Le mois dernier, le ministère américain de la Justice a rendu publics plusieurs millions de documents liés à l’affaire Jeffrey Epstein. Présentée comme une opération de transparence attendue depuis des années, cette diffusion massive devait permettre au public et aux observateurs de mieux comprendre les contours d’un dossier judiciaire qui continue de susciter indignation et interrogations. L’initiative, saluée dans un premier temps, a toutefois été rapidement rattrapée par une controverse inattendue liée au contenu même des documents rendus accessibles.
Au cœur de cette polémique figure le retrait de six identités masculines dans la version publique des dossiers. Des élus américains, autorisés à consulter des documents non caviardés dans un cadre sécurisé, affirment avoir constaté que ces noms apparaissaient clairement dans les archives originales, avant d’être masqués sans explication officielle dans les fichiers diffusés au grand public rapporte Blick.
Des documents judiciaires Epstein au cœur d’un débat sur la transparence
Les révélations publiques proviennent précisément de deux parlementaires américains issus de camps politiques opposés : le démocrate Ro Khanna et le républicain Thomas Massie. Tous deux ont affirmé avoir consulté les documents non caviardés et constaté l’absence injustifiée de six noms dans la version officiellement publiée par le ministère de la Justice.

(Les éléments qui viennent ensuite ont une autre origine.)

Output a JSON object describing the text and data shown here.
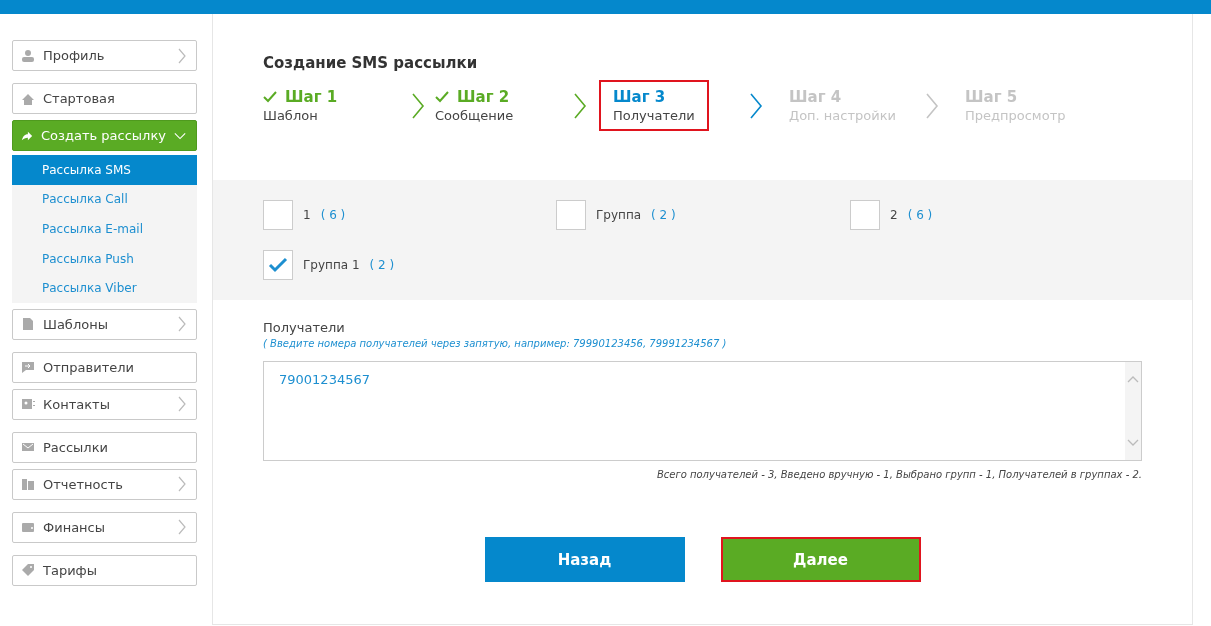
{
  "sidebar": {
    "groups": [
      [
        {
          "label": "Профиль",
          "expandable": true,
          "active": false
        }
      ],
      [
        {
          "label": "Стартовая",
          "expandable": false,
          "active": false
        },
        {
          "label": "Создать рассылку",
          "expandable": true,
          "active": true,
          "expanded": true,
          "children": [
            {
              "label": "Рассылка SMS",
              "selected": true
            },
            {
              "label": "Рассылка Call",
              "selected": false
            },
            {
              "label": "Рассылка E-mail",
              "selected": false
            },
            {
              "label": "Рассылка Push",
              "selected": false
            },
            {
              "label": "Рассылка Viber",
              "selected": false
            }
          ]
        },
        {
          "label": "Шаблоны",
          "expandable": true,
          "active": false
        }
      ],
      [
        {
          "label": "Отправители",
          "expandable": false,
          "active": false
        },
        {
          "label": "Контакты",
          "expandable": true,
          "active": false
        }
      ],
      [
        {
          "label": "Рассылки",
          "expandable": false,
          "active": false
        },
        {
          "label": "Отчетность",
          "expandable": true,
          "active": false
        }
      ],
      [
        {
          "label": "Финансы",
          "expandable": true,
          "active": false
        }
      ],
      [
        {
          "label": "Тарифы",
          "expandable": false,
          "active": false
        }
      ]
    ]
  },
  "title": "Создание SMS рассылки",
  "steps": [
    {
      "label": "Шаг 1",
      "caption": "Шаблон",
      "done": true,
      "current": false,
      "highlighted": false
    },
    {
      "label": "Шаг 2",
      "caption": "Сообщение",
      "done": true,
      "current": false,
      "highlighted": false
    },
    {
      "label": "Шаг 3",
      "caption": "Получатели",
      "done": false,
      "current": true,
      "highlighted": true
    },
    {
      "label": "Шаг 4",
      "caption": "Доп. настройки",
      "done": false,
      "current": false,
      "highlighted": false
    },
    {
      "label": "Шаг 5",
      "caption": "Предпросмотр",
      "done": false,
      "current": false,
      "highlighted": false
    }
  ],
  "groups": [
    {
      "name": "1",
      "count": "( 6 )",
      "checked": false
    },
    {
      "name": "Группа",
      "count": "( 2 )",
      "checked": false
    },
    {
      "name": "2",
      "count": "( 6 )",
      "checked": false
    },
    {
      "name": "Группа 1",
      "count": "( 2 )",
      "checked": true
    }
  ],
  "recipients": {
    "label": "Получатели",
    "hint": "( Введите номера получателей через запятую, например: 79990123456, 79991234567 )",
    "value": "79001234567",
    "summary": "Всего получателей - 3, Введено вручную - 1, Выбрано групп - 1, Получателей в группах - 2."
  },
  "buttons": [
    {
      "label": "Назад",
      "kind": "back",
      "highlighted": false
    },
    {
      "label": "Далее",
      "kind": "next",
      "highlighted": true
    }
  ]
}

D’après leurs propos, l’un des individus concernés serait décrit dans les dossiers comme un responsable « assez haut placé » au sein d’un gouvernement étranger. Aucune identité n’a été rendue publique et aucune accusation pénale n’a été formulée à l’encontre des personnes dont les noms ont été retirés. Les élus insistent sur le fait que leur démarche vise à interroger la cohérence du processus de publication, et non à désigner des responsabilités judiciaires.
La publication de millions de documents avait été présentée comme exhaustive. L’existence de suppressions ciblées, sans justification rendue publique, soulève ainsi des interrogations sur les critères retenus par l’administration pour déterminer les informations accessibles au public.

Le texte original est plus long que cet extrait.